I am a lover of lists. At the end of each year, I make a list of the things that I would like to accomplish the following year and then break them down into which month I will do that task. At the end of each month, I make a to-do list for the following month. This list includes everything from my year list, everything that didn’t get done from the previous month’s list and everything on my calendar. Then I break these tasks into weeks, then days. At the end of each week, I refine my to-do list for the following week. Finally, at the beginning of each day I gauge my energy and concentration level, see whether anything has been added to my calendar that day and adjust my to-dos as needed.

This is how I operate. How I’ve operated for years, and I really don’t understand how people can function and get things done without lists. For everybody who has ever asked me how I get so much done, or how I remember things, this is how. It’s all written down. And over the years, I have learned the gracious acceptance and forgiveness that has to happen when you hit the end of the day and you’re not done with your list. Because let’s be honest, 99% of the time the list isn’t done because there were too many things on the list to start with! It’s not a personal failing, it’s a failure of proper minions. If I had minions, those damn lists would be done every day by dinner. Well, except for the dinner dishes. Those have to happen after dinner, for obvious reasons.

minions

Despite the fact that I have found a Zen place in regards to unfinished to-do lists, I have found that lately my lists are being pared down to the bare minimum. If something doesn’t absolutely HAVE to happen on that particular day, it gets bumped to another day. There are no options of things that can be done that day, or contingencies like, do X, Y, and Z should your appointment be shorter than anticipated. None of that. Lately, my lists have been sparse, down to the point that three day’s worth can fit onto one typed page. For comparison’s sake, it’s not odd for a single day to take up an entire page.
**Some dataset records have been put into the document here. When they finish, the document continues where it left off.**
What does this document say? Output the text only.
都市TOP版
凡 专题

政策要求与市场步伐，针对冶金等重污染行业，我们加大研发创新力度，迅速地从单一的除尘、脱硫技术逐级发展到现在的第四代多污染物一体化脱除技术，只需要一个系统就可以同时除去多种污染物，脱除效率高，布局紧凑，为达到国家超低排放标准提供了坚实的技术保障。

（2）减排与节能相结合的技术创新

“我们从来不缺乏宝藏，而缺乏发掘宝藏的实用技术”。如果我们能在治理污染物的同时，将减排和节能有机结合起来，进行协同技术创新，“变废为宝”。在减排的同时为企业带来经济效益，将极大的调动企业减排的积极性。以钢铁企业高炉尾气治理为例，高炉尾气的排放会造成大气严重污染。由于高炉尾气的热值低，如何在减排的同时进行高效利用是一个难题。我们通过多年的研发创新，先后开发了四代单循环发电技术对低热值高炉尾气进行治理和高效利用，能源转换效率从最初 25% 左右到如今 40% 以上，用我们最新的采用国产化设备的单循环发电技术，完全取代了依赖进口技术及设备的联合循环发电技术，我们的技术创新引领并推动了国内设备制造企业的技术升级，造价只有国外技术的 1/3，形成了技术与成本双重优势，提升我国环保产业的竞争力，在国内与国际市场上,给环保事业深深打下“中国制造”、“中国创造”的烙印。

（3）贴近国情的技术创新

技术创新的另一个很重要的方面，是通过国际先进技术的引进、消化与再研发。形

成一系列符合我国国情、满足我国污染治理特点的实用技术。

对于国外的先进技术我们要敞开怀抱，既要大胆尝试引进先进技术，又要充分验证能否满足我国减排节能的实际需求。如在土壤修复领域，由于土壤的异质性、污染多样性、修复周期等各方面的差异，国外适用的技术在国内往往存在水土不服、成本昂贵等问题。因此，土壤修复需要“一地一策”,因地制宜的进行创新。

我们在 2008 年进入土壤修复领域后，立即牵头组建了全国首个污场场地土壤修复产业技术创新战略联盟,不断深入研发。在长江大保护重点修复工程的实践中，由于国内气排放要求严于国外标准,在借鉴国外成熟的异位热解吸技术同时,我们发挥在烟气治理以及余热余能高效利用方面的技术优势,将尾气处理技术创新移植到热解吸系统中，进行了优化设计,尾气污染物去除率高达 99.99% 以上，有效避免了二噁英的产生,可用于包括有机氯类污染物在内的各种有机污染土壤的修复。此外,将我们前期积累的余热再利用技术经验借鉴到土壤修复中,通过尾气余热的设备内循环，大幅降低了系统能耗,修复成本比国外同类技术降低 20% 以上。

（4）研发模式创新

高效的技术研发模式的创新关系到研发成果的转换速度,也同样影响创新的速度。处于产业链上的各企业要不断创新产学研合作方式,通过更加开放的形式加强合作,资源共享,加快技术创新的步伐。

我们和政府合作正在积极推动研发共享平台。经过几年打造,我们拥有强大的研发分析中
Why the change? Lately, I have had an extreme case of the, “I don’t wanna’s.” Not in the sullen teenager sense of, “I don’t wanna do the dishes,” but in the clinical depression sense of, “I don’t wanna do anything. Not move, not eat, not socialize, not anything.” Okay, sleep. I totally want to sleep, but that’s it. I probably would spend all weekend in bed if it weren’t for my dogs who are rather insistent on peeing and eating on a regular basis. I probably would have been fired from my job by this point, if it weren’t for the Prozac. The thought of having to get up and go to work in the morning makes me want to cry, but with the Prozac I’m able to do it. I get out of bed, put on clothes, feed/walk my dogs and get in my car.*

To do list

Now logically, I know that all of this is in my head. I have nothing to be sad about, my life is actually going quite well at the moment. But that doesn’t matter, so instead of fighting against where I am right now, I’m trying really hard to work with what I’ve got. I know that if I had one of my typical to-do lists right now, I would shrink away and choose to do nothing at all. Then at the end of the day feel crappy because I didn’t get anything accomplished. So instead, my to-do lists include simple everyday things like shower and walk the dogs and then 2-3 action items to get done toward completing my goals. It’s much easier – even when exhausted with zero motivation – to look at a list of two things and say, “Yeah, okay. I guess I can do that,” then it is to say that while looking at a list of ten things.

My lists are paltry, and my progress has been painfully slow, but at least there’s been progress. If you’re wondering, yes, writing this blog post is on my list. And yes, it’s been like pulling teeth to get it done. Apologies if it reads like that as well, but you gotta do what you gotta do! What do you do to keep your progress moving forward, when all you want to do is stay in bed? I’m genuinely curious. Not that I’ll probably try anything new right now, but I will later when my gut response for everything is no longer, “I don’t wanna.”

Don't wanna

 

*For those who are confused, yes it is totally possible to be on Prozac and still be depressed. If I were to up my dose to a level that would eliminate all depression, I would be a zombie. Not worth it.